It has also been changed into a singly linked-list. In micro-benchmarks
traversing the linked-list was faster than binary search on `List<T>`.
Even for quite large input sizes (e.g: 1,000,000), surprisingly.
Could be because the code gen for traversing the linked-list is much
much cleaner and there is no virtual dispatch happening when checking if
intervals overlaps.
* Turn `LiveInterval` into an iterator
The LSRA allocates in forward order and never inspect previous
`LiveInterval` once they are expired. Something similar can be done for
the `LiveRange`s within the `LiveInterval`s themselves.
The `LiveInterval` is turned into a iterator which expires `LiveRange`
within it. The iterator is moved forward along with interval walking
code, i.e: AllocateInterval(context, interval, cIndex).

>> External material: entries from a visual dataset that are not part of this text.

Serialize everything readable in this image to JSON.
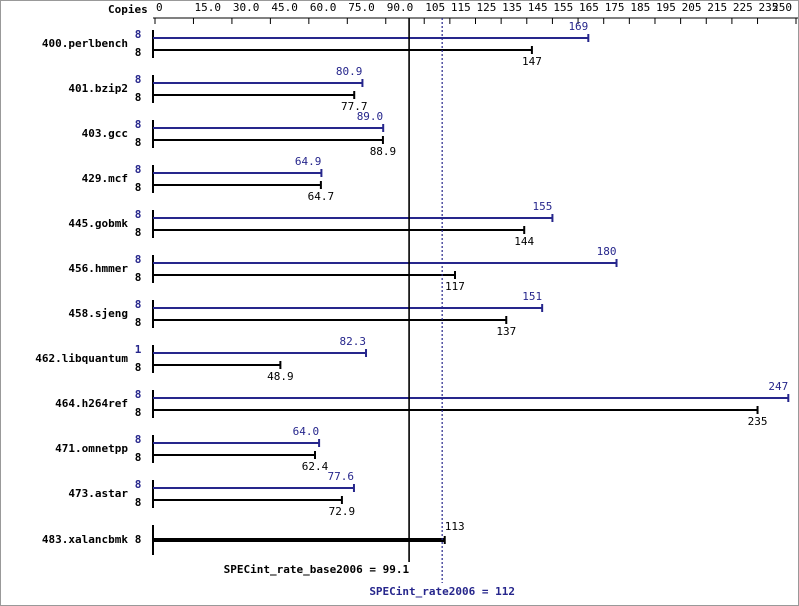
{
  "chart_data": {
    "type": "bar",
    "orientation": "horizontal",
    "x_label": "Copies",
    "categories": [
      "400.perlbench",
      "401.bzip2",
      "403.gcc",
      "429.mcf",
      "445.gobmk",
      "456.hmmer",
      "458.sjeng",
      "462.libquantum",
      "464.h264ref",
      "471.omnetpp",
      "473.astar",
      "483.xalancbmk"
    ],
    "xlim": [
      0,
      250
    ],
    "xticks": [
      0,
      {
        "value": 15,
        "label": "15.0"
      },
      {
        "value": 30,
        "label": "30.0"
      },
      {
        "value": 45,
        "label": "45.0"
      },
      {
        "value": 60,
        "label": "60.0"
      },
      {
        "value": 75,
        "label": "75.0"
      },
      {
        "value": 90,
        "label": "90.0"
      },
      105,
      115,
      125,
      135,
      145,
      155,
      165,
      175,
      185,
      195,
      205,
      215,
      225,
      235,
      250
    ],
    "series": [
      {
        "color": "#26268c",
        "copies": [
          8,
          8,
          8,
          8,
          8,
          8,
          8,
          1,
          8,
          8,
          8,
          null
        ],
        "values": [
          169,
          80.9,
          89.0,
          64.9,
          155,
          180,
          151,
          82.3,
          247,
          64.0,
          77.6,
          null
        ],
        "value_labels": [
          "169",
          "80.9",
          "89.0",
          "64.9",
          "155",
          "180",
          "151",
          "82.3",
          "247",
          "64.0",
          "77.6",
          null
        ]
      },
      {
        "color": "#000000",
        "copies": [
          8,
          8,
          8,
          8,
          8,
          8,
          8,
          8,
          8,
          8,
          8,
          8
        ],
        "values": [
          147,
          77.7,
          88.9,
          64.7,
          144,
          117,
          137,
          48.9,
          235,
          62.4,
          72.9,
          113
        ],
        "value_labels": [
          "147",
          "77.7",
          "88.9",
          "64.7",
          "144",
          "117",
          "137",
          "48.9",
          "235",
          "62.4",
          "72.9",
          "113"
        ]
      }
    ],
    "reference_lines": [
      {
        "value": 99.1,
        "label": "SPECint_rate_base2006 = 99.1",
        "color": "#000000",
        "style": "solid"
      },
      {
        "value": 112,
        "label": "SPECint_rate2006 = 112",
        "color": "#26268c",
        "style": "dotted"
      }
    ]
  }
}
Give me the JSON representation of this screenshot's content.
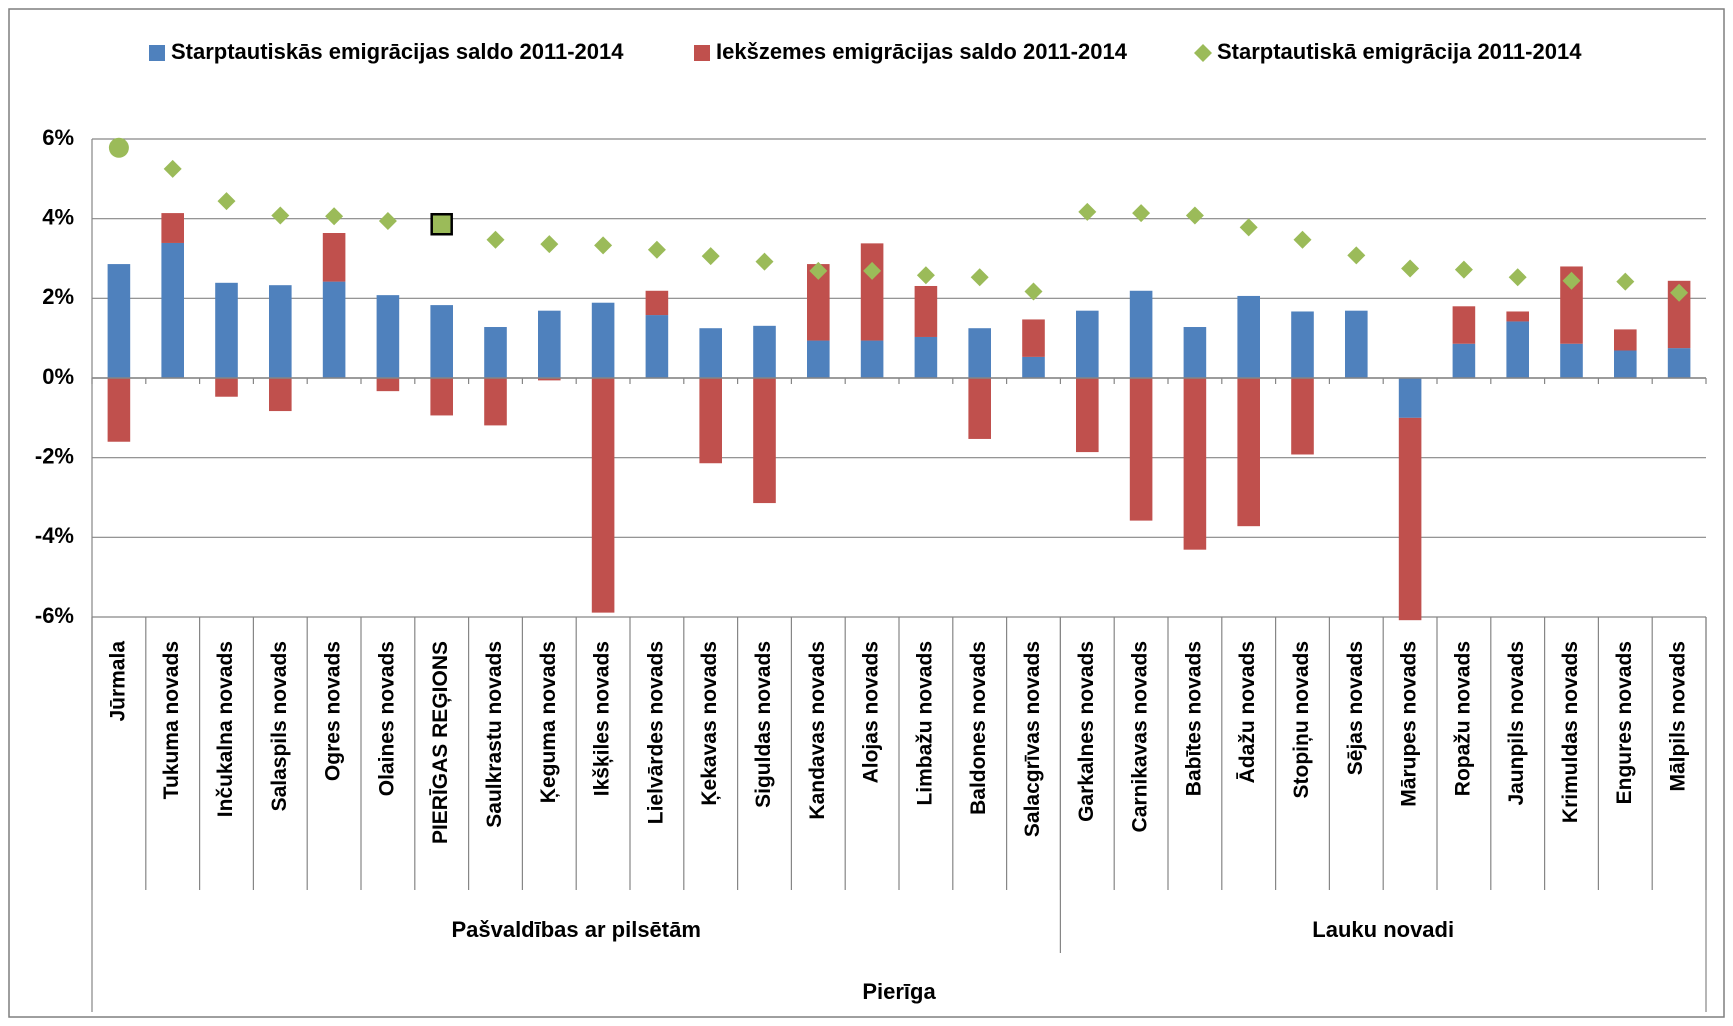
{
  "chart_data": {
    "type": "bar",
    "stacked": true,
    "categories": [
      "Jūrmala",
      "Tukuma novads",
      "Inčukalna novads",
      "Salaspils novads",
      "Ogres novads",
      "Olaines novads",
      "PIERĪGAS REĢIONS",
      "Saulkrastu novads",
      "Ķeguma novads",
      "Ikšķiles novads",
      "Lielvārdes novads",
      "Ķekavas novads",
      "Siguldas novads",
      "Kandavas novads",
      "Alojas novads",
      "Limbažu novads",
      "Baldones novads",
      "Salacgrīvas novads",
      "Garkalnes novads",
      "Carnikavas novads",
      "Babītes novads",
      "Ādažu novads",
      "Stopiņu novads",
      "Sējas novads",
      "Mārupes novads",
      "Ropažu novads",
      "Jaunpils novads",
      "Krimuldas novads",
      "Engures novads",
      "Mālpils novads"
    ],
    "groups": [
      {
        "label": "Pašvaldības ar pilsētām",
        "size": 18
      },
      {
        "label": "Lauku novadi",
        "size": 12
      }
    ],
    "supergroup": "Pierīga",
    "series": [
      {
        "name": "Starptautiskās emigrācijas saldo 2011-2014",
        "color": "#4f81bd",
        "type": "bar",
        "values": [
          2.86,
          3.39,
          2.39,
          2.33,
          2.42,
          2.08,
          1.83,
          1.28,
          1.69,
          1.89,
          1.58,
          1.25,
          1.31,
          0.94,
          0.94,
          1.03,
          1.25,
          0.53,
          1.69,
          2.19,
          1.28,
          2.06,
          1.67,
          1.69,
          -1.0,
          0.86,
          1.42,
          0.86,
          0.69,
          0.75
        ]
      },
      {
        "name": "Iekšzemes emigrācijas saldo 2011-2014",
        "color": "#c0504d",
        "type": "bar",
        "values": [
          -1.6,
          0.75,
          -0.47,
          -0.83,
          1.22,
          -0.33,
          -0.94,
          -1.19,
          -0.06,
          -5.89,
          0.61,
          -2.14,
          -3.14,
          1.92,
          2.44,
          1.28,
          -1.53,
          0.94,
          -1.86,
          -3.58,
          -4.31,
          -3.72,
          -1.92,
          0,
          -5.08,
          0.94,
          0.25,
          1.94,
          0.53,
          1.69
        ]
      },
      {
        "name": "Starptautiskā emigrācija 2011-2014",
        "color": "#9bbb59",
        "type": "scatter",
        "values": [
          5.78,
          5.25,
          4.44,
          4.08,
          4.06,
          3.94,
          3.86,
          3.47,
          3.36,
          3.33,
          3.22,
          3.06,
          2.92,
          2.69,
          2.69,
          2.58,
          2.53,
          2.17,
          4.17,
          4.14,
          4.08,
          3.78,
          3.47,
          3.08,
          2.75,
          2.72,
          2.53,
          2.44,
          2.42,
          2.14
        ],
        "special_markers": [
          {
            "index": 0,
            "shape": "circle"
          },
          {
            "index": 6,
            "shape": "square"
          }
        ]
      }
    ],
    "ylim": [
      -6,
      6
    ],
    "yticks": [
      {
        "value": -6,
        "label": "-6%"
      },
      {
        "value": -4,
        "label": "-4%"
      },
      {
        "value": -2,
        "label": "-2%"
      },
      {
        "value": 0,
        "label": "0%"
      },
      {
        "value": 2,
        "label": "2%"
      },
      {
        "value": 4,
        "label": "4%"
      },
      {
        "value": 6,
        "label": "6%"
      }
    ],
    "grid": true,
    "legend": "top"
  }
}
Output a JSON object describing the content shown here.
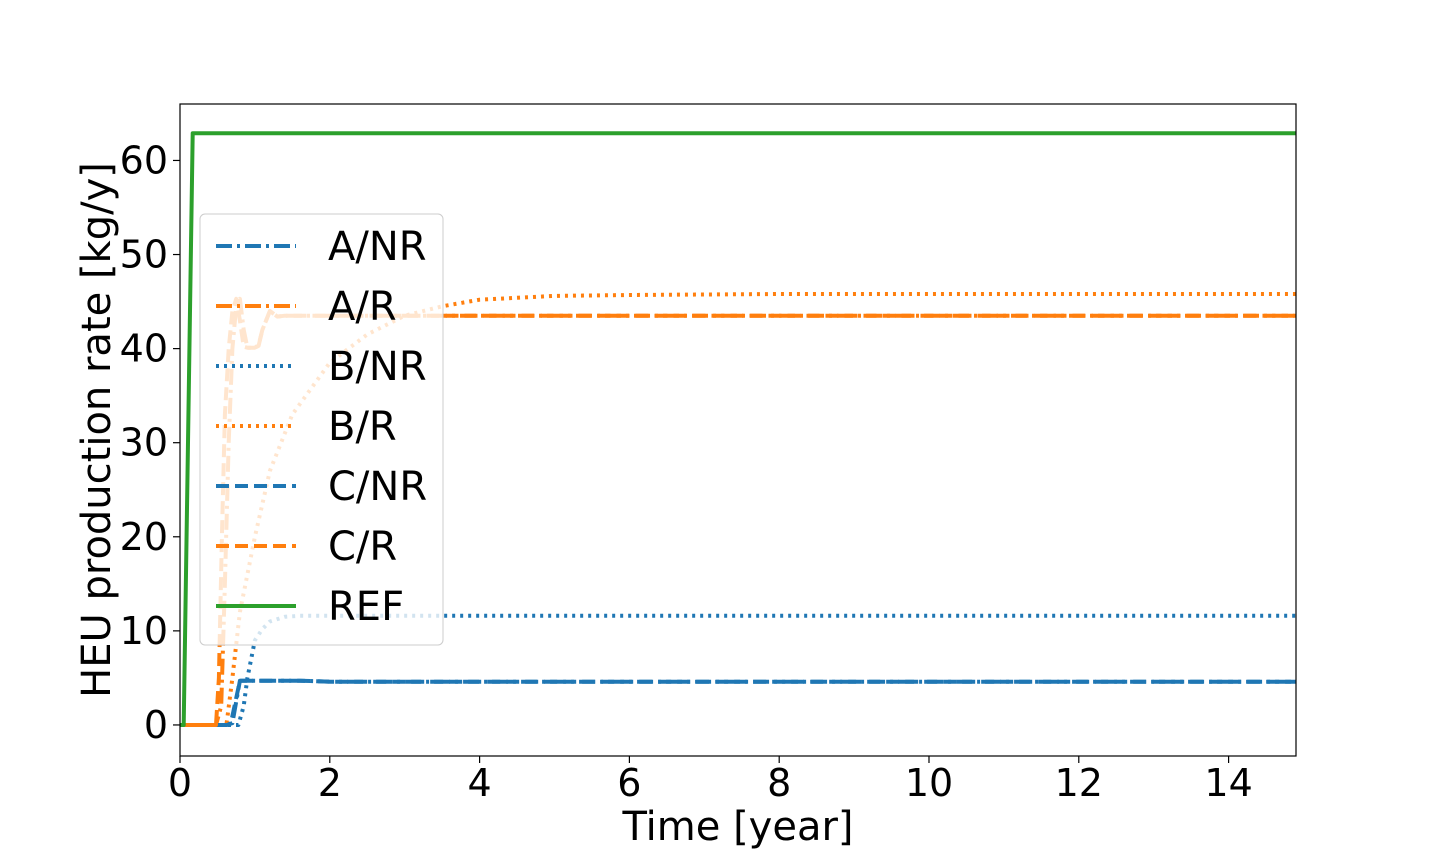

* Remove `LinearScanAllocator.Sources`
Local methods are less susceptible to do allocations than lambdas.
* Optimize `GetOverlapPosition(interval)` a bit
Time complexity should be in O(n+m) instead of O(nm) now.
* Optimize `NumberLocals` a bit
Use the same idea as in `HybridAllocator` to store the visited state
in the MSB of the Operand's value instead of using a `HashSet<T>`.
* Optimize `InsertSplitCopies` a bit
Avoid allocating a redundant `CopyResolver`.
* Optimize `InsertSplitCopiesAtEdges` a bit
Avoid redundant allocations of `CopyResolver`.
* Use stack allocation for `freePositions`
Avoid redundant computations.
* Add `UseList`
Replace `SortedIntegerList` with an even more specialized data
structure. It allocates memory on the arena allocators and does not
require copying use positions when splitting it.
* Turn `LiveInterval` into a reference struct
`LiveInterval` is now a reference wrapping struct like `Operand` and
`Operation`.
The rationale behind turning this in a reference wrapping struct is
because a `LiveInterval` is associated with each local variable, and
these intervals may themselves be split further. I've seen translations
having up to 8000 local variables.
To make the `LiveInterval` unmanaged, a new data structure called
`LiveIntervalList` was added to store child splits. This differs from
`SortedList<,>` because it can contain intervals with the same start
position.
Really wished we got some more of C++ template in C#. :^(
* Optimize `GetChildSplit` a bit
No need to inspect the remaining ranges if we've reached a range which
starts after position, since the split list is ordered.
* Optimize `CopyResolver` a bit
Lazily allocate the fill, spill and parallel copy structures since most
of the time only one of them is needed.
* Optimize `BitMap.Enumerator` a bit
Marking `MoveNext` as `AggressiveInlining` allows RyuJIT to promote the
`Enumerator` struct into registers completely, reducing load/store code
a lot since it does not have to store the struct on the stack for ABI
purposes.
* Use stack allocation for `use/blockedPositions`
* Optimize `AllocateWithSpill` a bit
* Address feedback
* Make `LiveInterval.AddRange(,)` more conservative
Produces no diff against master, but just for good measure.
* Add `Operand.Label` support to `Assembler`
This adds label support to `Assembler` and enables branch tightening
when compiling with relocatables. Jump management and patching has been
moved to the `Assembler`.
* Move instruction table to `Assembler.Table`
* Set PTC internal version
* Rename `Assembler.Table` to `AssemblerTable`